Interior watchers say Jewell deserves a mixture of praise and criticism for her first two years in office.

"Her grade would be pretty much incomplete at this point, and that’s not a bad thing," said Whit Fosburgh, CEO of the Theodore Roosevelt Conservation Partnership, a sportsmen’s conservation group.

Fosburgh praised Jewell for advancing protections for sage grouse, modernizing BLM’s land-use planning, expanding the use of landscape-scale mitigation, and reforming oil and gas lease sales.

"These are things that are moving in the right direction and could represent a fundamental change in how our public lands are managed," he said. "But they’re not across the finish line yet."

Jewell has also done a commendable job marshaling Interior’s 70,000 employees around the Obama agenda, prodding some career employees who have been resistant to change, Fosburgh said.

"She’s done a nice job keeping various factions within the department moving in the right direction on sage grouse," Fosburgh said. "She’s been to a large degree the adult in the room making sure everyone moves toward a common goal."

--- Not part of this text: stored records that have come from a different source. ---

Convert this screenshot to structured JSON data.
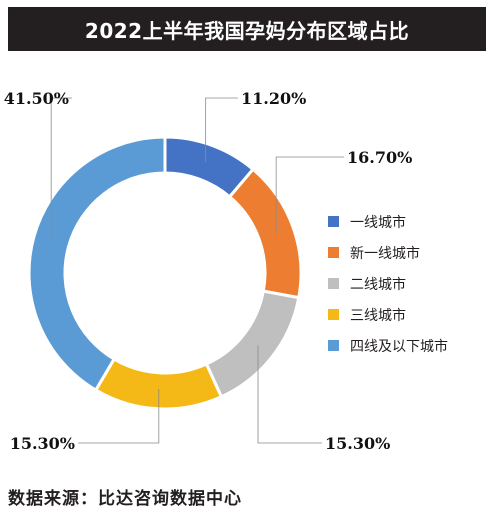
{
  "title": "2022上半年我国孕妈分布区域占比",
  "source": "数据来源：比达咨询数据中心",
  "chart_data": {
    "type": "pie",
    "style": "donut",
    "title": "2022上半年我国孕妈分布区域占比",
    "legend_position": "right",
    "categories": [
      "一线城市",
      "新一线城市",
      "二线城市",
      "三线城市",
      "四线及以下城市"
    ],
    "values": [
      11.2,
      16.7,
      15.3,
      15.3,
      41.5
    ],
    "value_labels": [
      "11.20%",
      "16.70%",
      "15.30%",
      "15.30%",
      "41.50%"
    ],
    "colors": [
      "#4472c4",
      "#ed7d31",
      "#bfbfbf",
      "#f5b917",
      "#5b9bd5"
    ]
  }
}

Jewell has been less successful in nurturing relationships on Capitol Hill, Fosburgh said. Salazar, by contrast, was a seasoned politician and former Democratic senator for Colorado who was "probably the most gregarious person on Earth," including on Capitol Hill, Fosburgh said.

"Sally by nature is more of an introvert," Fosburgh said.

Jewell has had a particularly rough relationship with Murkowski, who has hounded Jewell ever since the secretary rejected a proposed road through the Izembek National Wildlife Refuge that Alaskans wanted to improve public safety.

But what Jewell has lacked in political chops, she has made up for with her policy expertise, said Brian Rutledge, vice president of the National Audubon Society.

Rutledge praised Jewell’s depth of understanding of sagebrush habitats in the West and said she’s done an impressive job keeping states at the bargaining table.

"She didn’t just go for a hike with us in the sagebrush," Rutledge said. "She listens, studies and understands the importance."

Others wonder whether Jewell’s work is enough to save the sage grouse.

"Interior’s sage grouse framework is woefully inadequate to the task of preventing extinction, much less [promoting] recovery, of this icon of the West," said John Horning, executive director of WildEarth Guardians.

Jewell has come up short on climate change by failing to curb extraction of oil, gas and coal from Interior lands, which, when burned, are a major source of domestic global warming emissions, Horning said.

"If Secretary Jewell wanted a real climate legacy — one to match EPA’s — she’d commit today to keeping some significant percentage of fossil fuels in the ground," Horning said. "Then she’d have the respect of climate activists and the gratitude of countless future generations."

But if she keeps too much of those minerals in the ground, Jewell risks a backlash from fossil fuel groups.

Rebecca Watson, who was Interior assistant secretary for land and minerals management during the George W. Bush administration, said commodities industries — grazing and oil and gas, in particular — will "pay the price" for Interior’s efforts to conserve BLM lands for sage grouse.

"Secretary Jewell wants to paint a picture of federal and state cooperation to head off a listing by Interior’s [Fish and Wildlife Service]," she said. "But meanwhile, BLM is moving ahead without the states, according to the schedule set by the victorious environmental hard-liners in litigation."